"Deadpool", l'anti "Avengers" [cinéma]

Par Sébastien Sabiron / le 10 février 2016
"Deadpool", l'anti Avengers [Ciné]
C'est l'anti-héros Marvel le plus décadent du moment. Deux jours avant sa sortie US, "Deadpool" débarque sur les écrans français. Violent, trash, subversif, il dépoussière le genre à grands coups de katana et de vannes graveleuses.

 

Ce n'est pas le plus connu, mais sans doute l'anti-héros le plus atypique de l'univers Marvel. Avant de revêtir le costume de DeadpoolWade Wilson est un ancien tueur de la CIA. Condamné par un cancer, il accepte de servir de cobaye à un laboratoire canadien.

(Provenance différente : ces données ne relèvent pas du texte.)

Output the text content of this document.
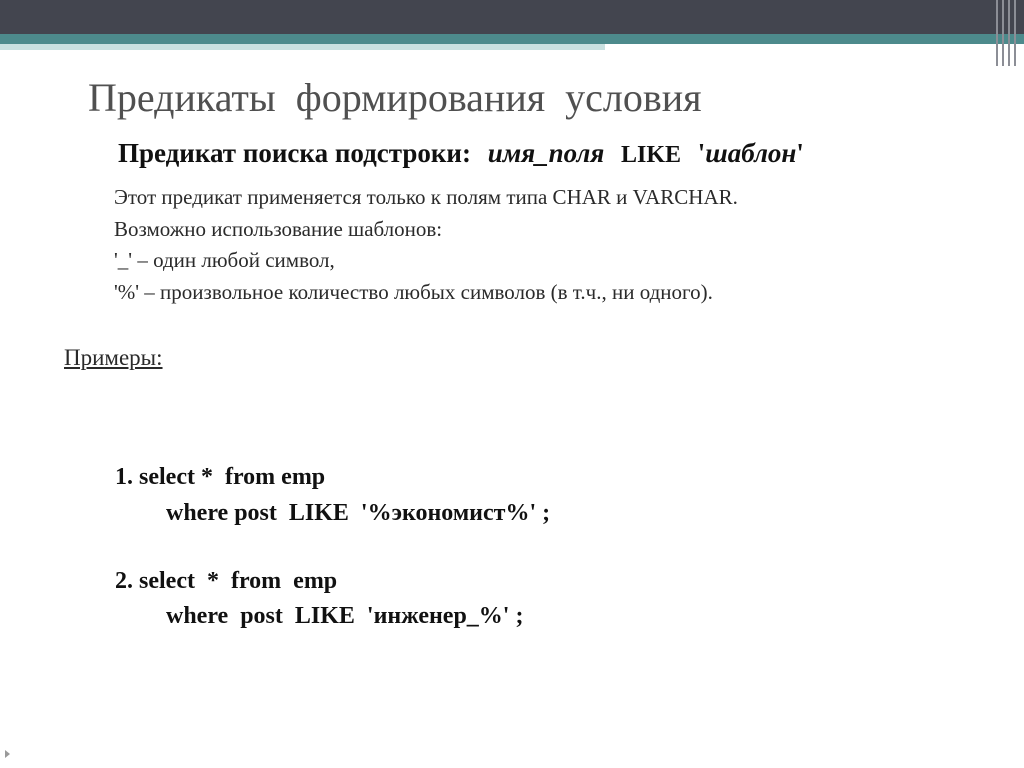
Предикаты формирования условия
Предикат поиска подстроки: имя_поля LIKE 'шаблон'
Этот предикат применяется только к полям типа CHAR и VARCHAR.
Возможно использование шаблонов:
'_' – один любой символ,
'%' – произвольное количество любых символов (в т.ч., ни одного).
Примеры:
1. select *  from emp
where post  LIKE  '%экономист%' ;
2. select  *  from  emp
where  post  LIKE  'инженер_%' ;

L'opération le dote d'un pouvoir de régénération, mais détruit sa peau. Et le gars l'a vraiment mauvaise.
 


Créé en 1998 par Rob Liefeld et Fabian Nicieza, Deadpool est décrit comme un super-héros psychopathe, sadique et mégalo. Adulé par bon nombre de fans, il n'avait fait qu'une apparition (aseptisée) au cinéma dans X-Men Origins, déjà sous les traits de Ryan Reynolds
 

Deadpool © Twentieth Century Fox


Pour ce premier film entièrement centré sur le personnage, les fans pouvaient craindre une adaptation édulcorée de la BD. Il n'en est rien. Deadpool va très loin dans la violence et dans l'humour noir.

Pas une scène de baston sans jets d'hémoglobine, ponctués par des punchlines bien senties de l'anti-héros en rouge et noir. C'est pop, c'est trash et ça décape. 
 

A droite, "les héros". A gauche, les "gros cons" © Twentieth Century Fox


Construit en une série de flash-backs qui dévoilent peu à peu les origines de Deadpool au fur et à mesure, le film mise quasiment plus sur la comédie que sur les scènes d'action. Il faut dire que Twentieth Century Fox (le studio détenteur d'une partie des droits Marvel dont la franchise X-Men) a savamment dosé les risques en ne consacrant "que" 50 millions de dollars à Deadpool.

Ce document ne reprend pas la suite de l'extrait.